Howard Smothers

Profile
- Positions: Offensive lineman, defensive lineman

Personal information
- Born: November 16, 1973 (age 52)
- Listed height: 6 ft 5 in (1.96 m)
- Listed weight: 290 lb (132 kg)

Career information
- High school: Jean Ribault (Jacksonville, Florida)
- College: Bethune-Cookman
- NFL draft: 1995: 7th round, 248th overall pick

Career history
- Philadelphia Eagles (1995)*; Orlando Predators (1998); Buffalo Destroyers (1999–2001);
- * Offseason or practice squad member only

Awards and highlights
- ArenaBowl champion (1998);

Career AFL statistics
- Tackles: 8.5
- Stats at ArenaFan.com

= Howard Smothers =

American football player (born 1973)

Howard Smothers (born November 16, 1973) is an American former professional football offensive lineman who played three seasons in the Arena Football League (AFL) with the Orlando Predators and Buffalo Destroyers.
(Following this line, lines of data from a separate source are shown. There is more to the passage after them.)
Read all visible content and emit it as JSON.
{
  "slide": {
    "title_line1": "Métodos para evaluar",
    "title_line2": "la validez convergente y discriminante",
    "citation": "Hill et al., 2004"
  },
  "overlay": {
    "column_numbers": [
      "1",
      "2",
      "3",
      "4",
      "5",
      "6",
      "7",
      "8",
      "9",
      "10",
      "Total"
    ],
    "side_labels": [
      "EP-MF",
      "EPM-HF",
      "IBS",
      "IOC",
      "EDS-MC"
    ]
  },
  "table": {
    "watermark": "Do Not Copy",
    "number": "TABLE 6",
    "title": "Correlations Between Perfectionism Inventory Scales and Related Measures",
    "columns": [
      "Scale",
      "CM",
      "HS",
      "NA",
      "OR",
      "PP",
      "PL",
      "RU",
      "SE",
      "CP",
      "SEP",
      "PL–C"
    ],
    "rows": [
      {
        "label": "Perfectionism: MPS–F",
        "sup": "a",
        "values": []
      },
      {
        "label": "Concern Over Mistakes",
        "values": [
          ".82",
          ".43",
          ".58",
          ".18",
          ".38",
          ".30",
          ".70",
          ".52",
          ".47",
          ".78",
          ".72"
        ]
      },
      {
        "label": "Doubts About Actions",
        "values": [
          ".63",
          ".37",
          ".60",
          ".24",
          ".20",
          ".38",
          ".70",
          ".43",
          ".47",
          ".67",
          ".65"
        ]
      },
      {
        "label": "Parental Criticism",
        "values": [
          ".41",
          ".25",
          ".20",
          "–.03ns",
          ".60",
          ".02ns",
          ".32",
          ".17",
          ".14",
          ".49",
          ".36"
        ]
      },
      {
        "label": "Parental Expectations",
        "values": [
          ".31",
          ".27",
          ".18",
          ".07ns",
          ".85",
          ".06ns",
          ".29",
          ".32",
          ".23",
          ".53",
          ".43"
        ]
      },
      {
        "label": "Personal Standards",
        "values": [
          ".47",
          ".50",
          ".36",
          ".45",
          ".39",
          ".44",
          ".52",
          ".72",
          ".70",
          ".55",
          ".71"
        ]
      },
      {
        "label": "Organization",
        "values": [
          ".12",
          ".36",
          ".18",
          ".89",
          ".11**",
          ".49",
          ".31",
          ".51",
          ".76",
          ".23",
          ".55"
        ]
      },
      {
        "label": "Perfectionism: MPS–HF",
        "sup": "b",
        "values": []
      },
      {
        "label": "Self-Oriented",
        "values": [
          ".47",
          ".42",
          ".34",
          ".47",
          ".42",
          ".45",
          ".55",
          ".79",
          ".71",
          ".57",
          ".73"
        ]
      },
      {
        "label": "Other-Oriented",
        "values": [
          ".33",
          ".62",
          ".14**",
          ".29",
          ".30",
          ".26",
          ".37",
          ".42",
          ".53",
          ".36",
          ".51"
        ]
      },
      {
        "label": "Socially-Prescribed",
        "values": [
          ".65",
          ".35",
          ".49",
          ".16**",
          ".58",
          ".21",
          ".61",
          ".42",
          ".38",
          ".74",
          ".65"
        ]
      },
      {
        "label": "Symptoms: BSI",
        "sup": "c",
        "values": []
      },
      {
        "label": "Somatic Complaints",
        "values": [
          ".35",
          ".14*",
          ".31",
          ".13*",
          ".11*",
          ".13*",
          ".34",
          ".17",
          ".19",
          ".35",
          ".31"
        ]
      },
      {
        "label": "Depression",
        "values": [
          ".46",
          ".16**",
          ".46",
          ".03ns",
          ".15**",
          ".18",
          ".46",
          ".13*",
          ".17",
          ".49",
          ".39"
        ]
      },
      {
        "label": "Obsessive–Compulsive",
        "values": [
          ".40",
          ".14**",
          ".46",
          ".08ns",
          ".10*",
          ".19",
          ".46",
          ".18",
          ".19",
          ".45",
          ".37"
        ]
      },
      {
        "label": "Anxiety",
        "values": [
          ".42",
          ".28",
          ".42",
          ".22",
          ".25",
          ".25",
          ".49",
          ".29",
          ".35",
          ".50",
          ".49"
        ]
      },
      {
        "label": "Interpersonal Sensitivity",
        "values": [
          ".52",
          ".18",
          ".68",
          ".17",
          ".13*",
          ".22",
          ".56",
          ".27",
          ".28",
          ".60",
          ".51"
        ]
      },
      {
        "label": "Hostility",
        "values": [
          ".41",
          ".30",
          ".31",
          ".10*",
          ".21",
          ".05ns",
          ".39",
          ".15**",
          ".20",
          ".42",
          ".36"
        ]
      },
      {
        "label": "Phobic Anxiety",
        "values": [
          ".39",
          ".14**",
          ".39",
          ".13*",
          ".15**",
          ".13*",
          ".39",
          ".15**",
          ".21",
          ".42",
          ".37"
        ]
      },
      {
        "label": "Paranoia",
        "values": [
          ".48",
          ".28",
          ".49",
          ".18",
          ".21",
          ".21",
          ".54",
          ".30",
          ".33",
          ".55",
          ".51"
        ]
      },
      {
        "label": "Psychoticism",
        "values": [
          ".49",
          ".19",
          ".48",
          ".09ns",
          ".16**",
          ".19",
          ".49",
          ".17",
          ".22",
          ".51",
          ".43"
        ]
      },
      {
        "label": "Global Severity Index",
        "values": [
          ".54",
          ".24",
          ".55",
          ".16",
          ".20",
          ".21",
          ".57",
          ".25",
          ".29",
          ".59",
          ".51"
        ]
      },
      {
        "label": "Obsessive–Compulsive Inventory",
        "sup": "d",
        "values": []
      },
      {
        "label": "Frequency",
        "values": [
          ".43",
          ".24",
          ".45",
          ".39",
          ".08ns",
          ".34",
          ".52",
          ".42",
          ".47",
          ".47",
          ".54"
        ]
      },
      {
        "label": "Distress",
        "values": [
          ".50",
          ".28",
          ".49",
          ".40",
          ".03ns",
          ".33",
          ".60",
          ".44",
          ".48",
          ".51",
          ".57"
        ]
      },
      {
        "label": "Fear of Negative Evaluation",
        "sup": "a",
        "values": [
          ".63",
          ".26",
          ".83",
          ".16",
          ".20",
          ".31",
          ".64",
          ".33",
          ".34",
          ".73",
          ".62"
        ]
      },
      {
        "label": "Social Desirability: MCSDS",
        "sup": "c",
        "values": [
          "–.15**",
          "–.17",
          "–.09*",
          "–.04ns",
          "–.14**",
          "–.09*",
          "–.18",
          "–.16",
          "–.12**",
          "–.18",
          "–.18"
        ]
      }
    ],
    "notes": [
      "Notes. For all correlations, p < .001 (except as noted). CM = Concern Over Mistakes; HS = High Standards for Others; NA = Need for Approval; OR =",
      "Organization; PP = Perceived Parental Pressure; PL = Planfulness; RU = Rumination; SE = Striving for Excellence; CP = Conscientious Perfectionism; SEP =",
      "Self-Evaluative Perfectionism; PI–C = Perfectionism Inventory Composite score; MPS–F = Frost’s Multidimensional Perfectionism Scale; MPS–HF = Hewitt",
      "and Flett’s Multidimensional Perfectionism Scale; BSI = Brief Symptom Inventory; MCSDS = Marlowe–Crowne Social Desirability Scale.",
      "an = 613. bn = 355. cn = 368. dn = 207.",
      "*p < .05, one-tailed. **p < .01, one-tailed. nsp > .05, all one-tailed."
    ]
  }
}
He was selected by the Philadelphia Eagles in the seventh round of the 1995 NFL draft after playing college football at Bethune-Cookman.

==Early life==
Smothers played high school football at Jean Ribault High School in Jacksonville, Florida.

==Professional career==
Smothers was selected by the Philadelphia Eagles with the 248th pick in the 1995 NFL draft.

Smothers played for the Orlando Predators in 1998.

Smothers played for the Buffalo Destroyers from 1999 to 2000. He was released by the Destroyers on February 13, 2001.

==Personal life==
His son, Howard Smothers, played college football at Prairie View A&M University.